ISLAMABAD: Finance Minister Ishaq Dar informed the National Assembly that many industries and sectors in the country have formed cartels with the view to obtain undue economic advantage “at the cost of their consumers.”
Ishaq Dar was responding to a question put up by PTI’s Dr Shireen Mazari on the floor of the National Assembly.
Dr Mazari asked if it was true that cartels existed in various industries and, if so, which industries were they. She also asked whether there was a law to deal with cartelisation.
Although the question couldn’t be taken up for open discussion since the routine business of the National Assembly was suspended to take up the Protection of Pakistan bill, a written response from Senator Dar was provided to lawmakers.
In a detailed answer, the finance minister said that between April 2008 and April 2013, the government had found that a number of sectors of the national economy were operating under the influence of cartels. These included: banking, accountancy, print media, stock exchange, cement, sugar, telecom, jute bags, poultry, power equipment, ghee and shipping.
Answering the second part of the question, Senator Dar explained that cartelisation was a civil offence in Pakistan. “The existence of cartels can only be proved on the basis of evidence after an inquiry is conducted under the Competition Act, 2010,” he said.
The Competition Act of 2010 provides for free competition in all spheres of commercial and economic activity, to enhance economic efficiency and to protect consumers from anti-competitive behaviour.
Section 4 of the Competition Act 2010, inter alia, prohibits cartelisation by competitors, adds the minister. This section is generally enforced ex-post facto by the Competition Commission of Pakistan (CCP).
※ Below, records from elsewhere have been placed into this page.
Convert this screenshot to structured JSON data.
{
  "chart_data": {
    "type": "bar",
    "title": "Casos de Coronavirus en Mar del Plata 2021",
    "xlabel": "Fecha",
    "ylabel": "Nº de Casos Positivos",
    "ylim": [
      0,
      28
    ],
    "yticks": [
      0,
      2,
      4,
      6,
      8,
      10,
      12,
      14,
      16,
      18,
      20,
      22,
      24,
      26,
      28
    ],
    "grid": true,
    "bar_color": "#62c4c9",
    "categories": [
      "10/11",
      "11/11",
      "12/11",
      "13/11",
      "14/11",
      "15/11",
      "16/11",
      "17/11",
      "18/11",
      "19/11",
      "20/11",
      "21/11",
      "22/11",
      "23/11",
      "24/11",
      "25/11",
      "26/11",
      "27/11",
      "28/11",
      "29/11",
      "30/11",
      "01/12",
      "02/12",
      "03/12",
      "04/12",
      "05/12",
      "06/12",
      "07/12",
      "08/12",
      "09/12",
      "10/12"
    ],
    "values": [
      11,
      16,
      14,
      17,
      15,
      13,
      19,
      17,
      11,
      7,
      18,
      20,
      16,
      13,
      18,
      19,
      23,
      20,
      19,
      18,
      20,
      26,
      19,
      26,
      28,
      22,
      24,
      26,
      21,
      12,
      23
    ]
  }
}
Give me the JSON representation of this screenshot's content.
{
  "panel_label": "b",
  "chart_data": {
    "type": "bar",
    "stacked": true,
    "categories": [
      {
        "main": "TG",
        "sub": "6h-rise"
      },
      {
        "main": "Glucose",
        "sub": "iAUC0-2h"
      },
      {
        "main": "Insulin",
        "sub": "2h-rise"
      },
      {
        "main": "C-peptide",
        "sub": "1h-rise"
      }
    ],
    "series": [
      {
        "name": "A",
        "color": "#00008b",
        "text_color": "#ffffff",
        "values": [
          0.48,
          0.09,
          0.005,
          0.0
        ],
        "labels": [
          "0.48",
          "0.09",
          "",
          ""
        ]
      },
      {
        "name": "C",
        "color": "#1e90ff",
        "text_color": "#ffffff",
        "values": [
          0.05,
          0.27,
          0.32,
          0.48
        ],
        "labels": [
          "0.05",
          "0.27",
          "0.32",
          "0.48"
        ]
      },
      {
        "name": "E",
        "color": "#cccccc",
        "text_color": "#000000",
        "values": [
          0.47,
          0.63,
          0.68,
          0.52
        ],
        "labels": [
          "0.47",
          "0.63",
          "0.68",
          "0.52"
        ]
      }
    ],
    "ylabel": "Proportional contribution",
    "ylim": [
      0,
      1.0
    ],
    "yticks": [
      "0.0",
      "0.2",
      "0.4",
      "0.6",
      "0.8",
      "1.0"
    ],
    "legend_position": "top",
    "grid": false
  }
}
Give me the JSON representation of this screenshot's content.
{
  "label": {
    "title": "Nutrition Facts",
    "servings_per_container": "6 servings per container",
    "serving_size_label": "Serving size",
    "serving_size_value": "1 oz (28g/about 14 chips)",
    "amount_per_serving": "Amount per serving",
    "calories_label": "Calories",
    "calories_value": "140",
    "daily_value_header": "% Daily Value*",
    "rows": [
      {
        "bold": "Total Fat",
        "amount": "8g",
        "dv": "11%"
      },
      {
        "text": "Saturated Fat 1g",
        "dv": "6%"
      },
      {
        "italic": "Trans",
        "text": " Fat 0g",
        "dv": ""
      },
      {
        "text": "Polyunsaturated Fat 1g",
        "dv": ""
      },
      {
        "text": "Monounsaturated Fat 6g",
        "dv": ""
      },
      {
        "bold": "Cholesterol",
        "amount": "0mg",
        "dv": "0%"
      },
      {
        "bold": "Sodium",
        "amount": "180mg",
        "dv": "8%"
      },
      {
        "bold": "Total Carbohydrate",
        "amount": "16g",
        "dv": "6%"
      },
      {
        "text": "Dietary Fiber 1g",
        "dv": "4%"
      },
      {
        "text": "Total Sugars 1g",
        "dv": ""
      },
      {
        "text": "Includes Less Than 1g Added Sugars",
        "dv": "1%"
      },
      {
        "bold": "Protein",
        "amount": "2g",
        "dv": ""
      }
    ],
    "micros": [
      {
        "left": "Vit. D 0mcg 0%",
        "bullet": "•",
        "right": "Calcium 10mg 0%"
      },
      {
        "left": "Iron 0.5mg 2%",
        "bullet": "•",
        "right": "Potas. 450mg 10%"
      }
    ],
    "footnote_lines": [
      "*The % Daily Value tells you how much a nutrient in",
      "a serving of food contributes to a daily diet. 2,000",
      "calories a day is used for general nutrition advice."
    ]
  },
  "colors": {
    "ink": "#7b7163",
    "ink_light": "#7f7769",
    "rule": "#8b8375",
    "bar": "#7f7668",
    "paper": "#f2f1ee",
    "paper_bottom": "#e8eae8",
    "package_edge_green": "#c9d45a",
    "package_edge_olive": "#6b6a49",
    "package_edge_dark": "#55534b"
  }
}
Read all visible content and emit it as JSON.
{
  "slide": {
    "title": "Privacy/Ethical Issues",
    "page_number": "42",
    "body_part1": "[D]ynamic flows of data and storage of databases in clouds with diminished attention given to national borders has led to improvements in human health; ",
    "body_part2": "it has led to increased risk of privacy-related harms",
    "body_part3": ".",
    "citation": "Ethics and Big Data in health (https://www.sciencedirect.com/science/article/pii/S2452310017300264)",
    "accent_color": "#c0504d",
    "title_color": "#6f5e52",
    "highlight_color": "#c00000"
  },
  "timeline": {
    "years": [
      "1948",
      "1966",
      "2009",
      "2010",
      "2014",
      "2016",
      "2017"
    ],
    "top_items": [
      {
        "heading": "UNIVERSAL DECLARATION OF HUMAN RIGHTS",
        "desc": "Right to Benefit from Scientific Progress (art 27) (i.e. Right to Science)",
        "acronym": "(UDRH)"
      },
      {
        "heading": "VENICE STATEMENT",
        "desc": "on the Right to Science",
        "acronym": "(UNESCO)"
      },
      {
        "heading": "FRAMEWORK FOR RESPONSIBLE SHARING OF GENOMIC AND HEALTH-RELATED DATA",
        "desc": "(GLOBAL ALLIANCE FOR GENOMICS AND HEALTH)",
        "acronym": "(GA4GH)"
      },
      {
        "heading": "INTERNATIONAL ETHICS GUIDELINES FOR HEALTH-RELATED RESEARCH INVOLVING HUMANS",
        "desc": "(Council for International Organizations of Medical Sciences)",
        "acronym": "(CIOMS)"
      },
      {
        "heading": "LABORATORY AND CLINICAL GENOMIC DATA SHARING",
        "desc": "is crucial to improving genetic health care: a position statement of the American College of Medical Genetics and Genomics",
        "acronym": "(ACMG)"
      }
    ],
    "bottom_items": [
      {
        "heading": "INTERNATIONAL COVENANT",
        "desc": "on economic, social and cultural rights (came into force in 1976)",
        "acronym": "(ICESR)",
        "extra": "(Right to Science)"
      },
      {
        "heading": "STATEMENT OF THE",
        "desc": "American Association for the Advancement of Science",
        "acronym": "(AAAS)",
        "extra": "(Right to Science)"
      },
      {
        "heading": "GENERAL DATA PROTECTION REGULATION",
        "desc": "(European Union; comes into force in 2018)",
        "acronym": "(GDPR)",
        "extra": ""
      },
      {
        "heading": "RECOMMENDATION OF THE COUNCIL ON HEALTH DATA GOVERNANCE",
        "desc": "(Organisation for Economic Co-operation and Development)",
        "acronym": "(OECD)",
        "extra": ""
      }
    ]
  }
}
Regarding the punishment for such activities, the minister said cartelisation carried a maximum penalty of up to Rs75 million in fines or ten per cent of the annual turnover of the undertaking of the relevant company, under Section 38 of the Competition Act, 2010.
The CCP was established on October 2, 2007 under the Competition Ordinance, 2007, which was re-promulgated in November 2009. The main aim of this ordinance was to provide a legal framework to create a business environment based on healthy competition to improve economic efficiency, develop competitiveness and protect consumers from monopolistic practices.
Prior to the Competition Ordinance, Pakistan had an anti-monopoly law, namely the ‘Monopolies and Restrictive Trade Practices (Control and Prevention) Ordinance’ (MRTPO) 1970. The Monopoly Control Authority (MCA) was the body that administered this law. The MCA was replaced by the CCP in 2007.
The CCP had effectively imposed penalties for cartelisation, but nearly each party had had gone to court and secured stay orders against the CCP rulings.